Pipeline Overview
Standard Pipeline Anatomy
Every CELINE pipeline is a self-contained application following a canonical structure. Each pipeline lives under apps/<name>/ and bundles all the tooling needed to ingest, transform, govern, and publish a dataset.
Data Layers
| Layer | Purpose |
|---|---|
| RAW | Verbatim data as received from the source — no transformations |
| STAGING | Technical normalization: type casting, deduplication, field renaming |
| SILVER | Enriched and curated datasets, domain-ready for analysis |
| GOLD | Shareable, publication-ready datasets with full governance metadata |
Each layer is a set of dbt models (or Meltano taps for RAW). Governance rules apply from STAGING onward.
Tooling Per Layer
| Layer | Tool | Description |
|---|---|---|
| RAW | Meltano / Singer tap | Source API ingestion |
| STAGING → GOLD | dbt | SQL transformations and tests |
| Orchestration | Prefect | Flow execution, scheduling, retries |
| Lineage | OpenLineage | Automatic metadata emission per run |
| Governance | governance.yaml |
Dataset license, access level, attribution |
governance.yaml in Pipelines
Each pipeline includes a governance.yaml at the app root. This file declares:
datasets:
- name: om_weather_hourly
namespace: ds_dev_silver
license: ODbL-1.0
access_level: internal
attribution: "Open-Meteo contributors"
retention_days: 365
tags:
- weather
- meteorology
Rules are resolved using pattern matching. The celine-utils governance engine injects these rules into OpenLineage events at run time.

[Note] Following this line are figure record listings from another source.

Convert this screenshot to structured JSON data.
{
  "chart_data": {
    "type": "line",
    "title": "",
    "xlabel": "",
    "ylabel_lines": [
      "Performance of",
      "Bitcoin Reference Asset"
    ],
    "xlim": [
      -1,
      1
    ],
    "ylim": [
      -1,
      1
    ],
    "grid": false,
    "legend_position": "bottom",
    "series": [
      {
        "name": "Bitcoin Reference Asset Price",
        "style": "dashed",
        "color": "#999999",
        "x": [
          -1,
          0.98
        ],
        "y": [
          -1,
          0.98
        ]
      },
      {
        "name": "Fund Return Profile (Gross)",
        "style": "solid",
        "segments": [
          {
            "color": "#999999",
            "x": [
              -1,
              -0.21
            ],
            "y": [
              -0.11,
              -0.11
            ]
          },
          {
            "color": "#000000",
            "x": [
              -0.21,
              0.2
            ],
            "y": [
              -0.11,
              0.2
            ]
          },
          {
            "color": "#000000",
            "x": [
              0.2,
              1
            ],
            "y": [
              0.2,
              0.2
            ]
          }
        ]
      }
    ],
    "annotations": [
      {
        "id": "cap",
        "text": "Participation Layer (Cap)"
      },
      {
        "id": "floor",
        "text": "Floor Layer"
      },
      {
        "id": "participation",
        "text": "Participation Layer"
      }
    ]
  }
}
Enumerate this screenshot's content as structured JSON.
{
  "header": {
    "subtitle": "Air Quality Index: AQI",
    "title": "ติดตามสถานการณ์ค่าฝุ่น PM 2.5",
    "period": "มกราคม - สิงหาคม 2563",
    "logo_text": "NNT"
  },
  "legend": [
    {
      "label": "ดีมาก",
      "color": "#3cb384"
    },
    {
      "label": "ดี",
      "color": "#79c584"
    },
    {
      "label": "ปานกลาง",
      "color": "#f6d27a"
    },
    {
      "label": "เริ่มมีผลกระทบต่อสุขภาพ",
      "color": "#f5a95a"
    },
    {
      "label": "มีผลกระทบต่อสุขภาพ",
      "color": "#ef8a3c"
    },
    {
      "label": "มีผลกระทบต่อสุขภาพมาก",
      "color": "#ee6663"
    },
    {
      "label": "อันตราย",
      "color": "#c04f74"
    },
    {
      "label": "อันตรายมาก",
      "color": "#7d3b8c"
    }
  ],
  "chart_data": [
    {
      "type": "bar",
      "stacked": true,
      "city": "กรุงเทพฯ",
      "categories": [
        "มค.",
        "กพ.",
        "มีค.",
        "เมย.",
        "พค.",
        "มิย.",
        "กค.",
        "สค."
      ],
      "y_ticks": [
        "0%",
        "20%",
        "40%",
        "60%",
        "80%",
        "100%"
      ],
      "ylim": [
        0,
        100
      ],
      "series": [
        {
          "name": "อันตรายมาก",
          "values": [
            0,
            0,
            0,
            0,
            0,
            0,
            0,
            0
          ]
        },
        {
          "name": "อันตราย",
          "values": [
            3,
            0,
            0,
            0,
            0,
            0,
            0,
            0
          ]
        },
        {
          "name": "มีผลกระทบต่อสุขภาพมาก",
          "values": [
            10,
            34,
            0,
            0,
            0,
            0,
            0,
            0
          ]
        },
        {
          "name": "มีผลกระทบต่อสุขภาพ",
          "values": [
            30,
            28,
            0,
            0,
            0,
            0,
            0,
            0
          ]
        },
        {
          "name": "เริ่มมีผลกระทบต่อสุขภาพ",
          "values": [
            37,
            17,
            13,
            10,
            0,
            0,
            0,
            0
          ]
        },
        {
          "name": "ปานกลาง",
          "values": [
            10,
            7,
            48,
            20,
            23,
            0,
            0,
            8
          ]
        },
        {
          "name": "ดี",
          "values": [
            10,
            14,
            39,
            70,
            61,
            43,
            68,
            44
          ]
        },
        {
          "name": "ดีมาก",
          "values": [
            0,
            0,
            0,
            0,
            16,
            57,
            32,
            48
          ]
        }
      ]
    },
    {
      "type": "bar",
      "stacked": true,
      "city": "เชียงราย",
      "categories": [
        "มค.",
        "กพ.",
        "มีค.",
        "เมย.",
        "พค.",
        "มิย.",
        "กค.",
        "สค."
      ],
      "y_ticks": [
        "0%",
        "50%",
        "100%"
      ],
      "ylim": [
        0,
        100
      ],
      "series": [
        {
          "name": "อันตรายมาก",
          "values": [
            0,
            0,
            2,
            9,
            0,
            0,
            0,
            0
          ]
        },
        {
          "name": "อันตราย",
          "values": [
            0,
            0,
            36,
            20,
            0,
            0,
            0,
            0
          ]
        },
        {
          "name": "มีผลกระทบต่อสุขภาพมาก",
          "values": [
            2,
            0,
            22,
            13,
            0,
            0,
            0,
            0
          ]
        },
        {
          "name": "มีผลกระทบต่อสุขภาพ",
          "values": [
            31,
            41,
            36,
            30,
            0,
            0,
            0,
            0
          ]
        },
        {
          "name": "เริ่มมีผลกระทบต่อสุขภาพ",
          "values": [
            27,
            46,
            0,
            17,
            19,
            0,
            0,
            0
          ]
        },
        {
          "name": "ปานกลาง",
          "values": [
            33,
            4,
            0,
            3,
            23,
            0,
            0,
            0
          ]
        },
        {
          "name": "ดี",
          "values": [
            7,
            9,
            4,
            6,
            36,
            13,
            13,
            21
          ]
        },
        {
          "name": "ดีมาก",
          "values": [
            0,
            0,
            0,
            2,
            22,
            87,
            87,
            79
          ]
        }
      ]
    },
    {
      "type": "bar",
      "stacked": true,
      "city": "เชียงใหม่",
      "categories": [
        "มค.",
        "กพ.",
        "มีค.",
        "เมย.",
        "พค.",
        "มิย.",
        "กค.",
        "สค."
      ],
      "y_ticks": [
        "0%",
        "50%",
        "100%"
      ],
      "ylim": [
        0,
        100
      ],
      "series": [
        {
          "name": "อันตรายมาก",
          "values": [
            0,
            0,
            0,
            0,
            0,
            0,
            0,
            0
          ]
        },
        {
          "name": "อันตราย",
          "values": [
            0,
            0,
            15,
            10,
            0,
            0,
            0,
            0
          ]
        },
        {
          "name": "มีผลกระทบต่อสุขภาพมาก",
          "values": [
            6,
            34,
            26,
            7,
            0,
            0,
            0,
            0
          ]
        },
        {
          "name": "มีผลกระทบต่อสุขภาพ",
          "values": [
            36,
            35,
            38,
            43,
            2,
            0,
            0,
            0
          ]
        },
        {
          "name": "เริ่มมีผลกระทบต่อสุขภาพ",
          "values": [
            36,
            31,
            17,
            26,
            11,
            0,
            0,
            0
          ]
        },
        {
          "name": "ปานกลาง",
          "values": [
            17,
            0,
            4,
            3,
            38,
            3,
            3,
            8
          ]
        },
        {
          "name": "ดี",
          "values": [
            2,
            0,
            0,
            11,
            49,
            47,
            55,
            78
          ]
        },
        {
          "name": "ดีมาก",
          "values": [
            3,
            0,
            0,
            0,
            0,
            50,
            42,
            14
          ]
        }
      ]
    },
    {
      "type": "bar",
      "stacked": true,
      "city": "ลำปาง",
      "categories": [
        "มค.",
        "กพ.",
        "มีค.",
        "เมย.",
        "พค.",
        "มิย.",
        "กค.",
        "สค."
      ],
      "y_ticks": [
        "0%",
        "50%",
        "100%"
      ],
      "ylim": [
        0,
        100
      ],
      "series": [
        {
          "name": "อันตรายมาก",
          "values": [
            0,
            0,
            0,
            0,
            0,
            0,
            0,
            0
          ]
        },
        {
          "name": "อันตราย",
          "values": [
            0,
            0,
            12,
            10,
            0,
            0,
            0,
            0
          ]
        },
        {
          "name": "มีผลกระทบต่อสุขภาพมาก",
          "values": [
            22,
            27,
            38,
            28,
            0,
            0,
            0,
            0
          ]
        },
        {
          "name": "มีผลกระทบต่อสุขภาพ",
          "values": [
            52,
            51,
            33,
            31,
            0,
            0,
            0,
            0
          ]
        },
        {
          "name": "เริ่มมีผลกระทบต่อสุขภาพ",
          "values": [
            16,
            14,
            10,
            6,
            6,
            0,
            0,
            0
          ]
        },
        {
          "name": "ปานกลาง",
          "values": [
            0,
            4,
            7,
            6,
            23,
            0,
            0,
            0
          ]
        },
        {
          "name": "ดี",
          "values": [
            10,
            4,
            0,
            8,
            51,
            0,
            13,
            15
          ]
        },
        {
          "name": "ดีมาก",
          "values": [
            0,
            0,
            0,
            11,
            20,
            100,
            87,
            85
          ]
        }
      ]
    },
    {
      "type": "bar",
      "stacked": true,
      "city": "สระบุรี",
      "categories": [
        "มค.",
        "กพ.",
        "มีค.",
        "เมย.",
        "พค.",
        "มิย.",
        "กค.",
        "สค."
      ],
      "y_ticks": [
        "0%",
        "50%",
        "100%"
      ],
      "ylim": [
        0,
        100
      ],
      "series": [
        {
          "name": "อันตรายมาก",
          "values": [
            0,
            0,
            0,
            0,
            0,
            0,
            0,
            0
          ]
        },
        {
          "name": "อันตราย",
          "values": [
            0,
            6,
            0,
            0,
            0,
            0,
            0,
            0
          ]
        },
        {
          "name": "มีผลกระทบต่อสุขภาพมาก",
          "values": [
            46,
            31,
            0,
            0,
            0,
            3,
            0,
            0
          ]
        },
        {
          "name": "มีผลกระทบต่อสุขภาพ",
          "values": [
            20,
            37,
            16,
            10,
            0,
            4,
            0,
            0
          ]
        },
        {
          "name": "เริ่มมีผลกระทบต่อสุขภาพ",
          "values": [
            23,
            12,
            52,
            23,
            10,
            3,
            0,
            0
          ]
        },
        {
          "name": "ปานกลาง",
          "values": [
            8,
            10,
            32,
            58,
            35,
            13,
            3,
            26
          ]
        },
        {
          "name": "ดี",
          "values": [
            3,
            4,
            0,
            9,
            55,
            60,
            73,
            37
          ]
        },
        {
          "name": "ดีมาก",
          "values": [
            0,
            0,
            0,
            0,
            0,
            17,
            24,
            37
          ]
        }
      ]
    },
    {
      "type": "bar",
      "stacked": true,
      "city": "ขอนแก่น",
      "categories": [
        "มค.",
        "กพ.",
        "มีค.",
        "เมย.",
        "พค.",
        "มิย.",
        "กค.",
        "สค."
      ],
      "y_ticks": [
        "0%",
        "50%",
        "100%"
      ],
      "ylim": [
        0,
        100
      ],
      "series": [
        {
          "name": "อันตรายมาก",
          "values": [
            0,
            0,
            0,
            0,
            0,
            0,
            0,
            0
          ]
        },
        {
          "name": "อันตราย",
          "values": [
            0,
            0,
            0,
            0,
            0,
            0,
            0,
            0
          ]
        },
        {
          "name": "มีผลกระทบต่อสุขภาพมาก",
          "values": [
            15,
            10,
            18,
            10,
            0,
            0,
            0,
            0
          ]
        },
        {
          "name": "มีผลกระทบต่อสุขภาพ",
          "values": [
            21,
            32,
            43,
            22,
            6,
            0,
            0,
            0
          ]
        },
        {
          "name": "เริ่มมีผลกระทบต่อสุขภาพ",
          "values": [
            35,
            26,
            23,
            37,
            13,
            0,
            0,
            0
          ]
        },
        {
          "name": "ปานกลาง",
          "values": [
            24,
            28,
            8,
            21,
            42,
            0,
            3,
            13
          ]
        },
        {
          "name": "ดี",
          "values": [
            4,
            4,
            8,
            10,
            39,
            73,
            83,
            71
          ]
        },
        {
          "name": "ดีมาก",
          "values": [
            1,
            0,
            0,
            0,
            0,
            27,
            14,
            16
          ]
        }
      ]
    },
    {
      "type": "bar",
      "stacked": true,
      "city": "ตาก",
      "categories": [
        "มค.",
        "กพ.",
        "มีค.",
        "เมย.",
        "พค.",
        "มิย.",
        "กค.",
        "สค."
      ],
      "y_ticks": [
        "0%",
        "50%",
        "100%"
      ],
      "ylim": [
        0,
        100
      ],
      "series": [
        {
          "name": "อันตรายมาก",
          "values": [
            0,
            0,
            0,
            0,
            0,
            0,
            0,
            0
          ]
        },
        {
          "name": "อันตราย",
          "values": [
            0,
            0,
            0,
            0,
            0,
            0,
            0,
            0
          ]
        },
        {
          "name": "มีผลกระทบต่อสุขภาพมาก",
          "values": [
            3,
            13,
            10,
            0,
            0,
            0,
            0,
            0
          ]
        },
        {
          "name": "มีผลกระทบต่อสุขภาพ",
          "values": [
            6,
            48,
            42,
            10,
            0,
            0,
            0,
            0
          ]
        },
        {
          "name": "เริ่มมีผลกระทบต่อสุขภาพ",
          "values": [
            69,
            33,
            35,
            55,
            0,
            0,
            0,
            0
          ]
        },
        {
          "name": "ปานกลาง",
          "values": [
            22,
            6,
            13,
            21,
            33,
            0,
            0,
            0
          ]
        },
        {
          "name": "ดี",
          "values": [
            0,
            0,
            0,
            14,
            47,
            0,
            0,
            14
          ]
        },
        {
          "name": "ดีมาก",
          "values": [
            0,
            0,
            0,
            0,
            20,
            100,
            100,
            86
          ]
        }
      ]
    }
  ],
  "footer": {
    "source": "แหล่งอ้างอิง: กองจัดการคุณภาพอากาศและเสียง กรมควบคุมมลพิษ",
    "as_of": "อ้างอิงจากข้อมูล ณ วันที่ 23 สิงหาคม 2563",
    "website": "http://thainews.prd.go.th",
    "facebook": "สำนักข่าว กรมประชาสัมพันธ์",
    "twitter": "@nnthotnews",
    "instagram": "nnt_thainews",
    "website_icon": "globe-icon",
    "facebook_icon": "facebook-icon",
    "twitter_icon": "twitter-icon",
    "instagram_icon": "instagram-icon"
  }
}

Pipeline Container Structure
Each pipeline application is containerized:
apps/<name>/
flows/
pipeline.py # Prefect flow definition
models/
staging/ # dbt staging models
silver/ # dbt silver models
gold/ # dbt gold models
meltano.yml # Meltano configuration
governance.yaml # Dataset governance rules
pyproject.toml
Dockerfile
The container entrypoint runs the Prefect flow. Pipelines can also run as scheduled Prefect deployments.
Multi-Flow Pipelines
A single app can host multiple Prefect flows that share the same Docker image
but run on independent schedules. Each flow gets its own pipeline_<name>.py
and config_<name>.yaml. dbt models are organized in subdirectories within
the standard layer folders and selected using dbt tags (comma = intersection):
apps/om/
flows/
pipeline.py # om-flow (weather)
pipeline_wind.py # om-wind-flow (wind grid)
config.yaml
config_wind.yaml
dbt/models/
staging/
stg_om_weather.sql # weather (no tag)
wind/
stg_om_wind.sql # wind (tag: wind)
silver/
om_weather_hourly.sql
wind/
om_wind_hourly.sql
gold/
om_weather_features.sql
wind/
om_wind_gusts.sql
Each flow selects only its own models via dbt tags:
# wind pipeline uses intersection: layer AND tag
dbt_run("-s staging,tag:wind", cfg) # only wind staging
dbt_run("-s silver,tag:wind", cfg) # only wind silver
dbt_run("-s gold,tag:wind", cfg) # only wind gold
dbt_run("test -s tag:wind", cfg) # only wind tests
Tags are defined in per-directory schema YAML files:
# dbt/models/silver/wind/wind_schema.yml
models:
- name: om_wind_hourly
config:
tags: ["wind"]
This pattern avoids cross-flow interference: the weather flow's dbt_run("staging", cfg)
runs all staging models (including wind), but wind models are harmless when run by the
weather flow (views are cheap, incremental tables skip when no new data).
Note on dbt selectors: In dbt, comma within --select is intersection (AND),
while space-separated or multiple -s flags is union (OR). This is the opposite
of what most people expect. Verified in dbt-core source (dbt/graph/cli.py).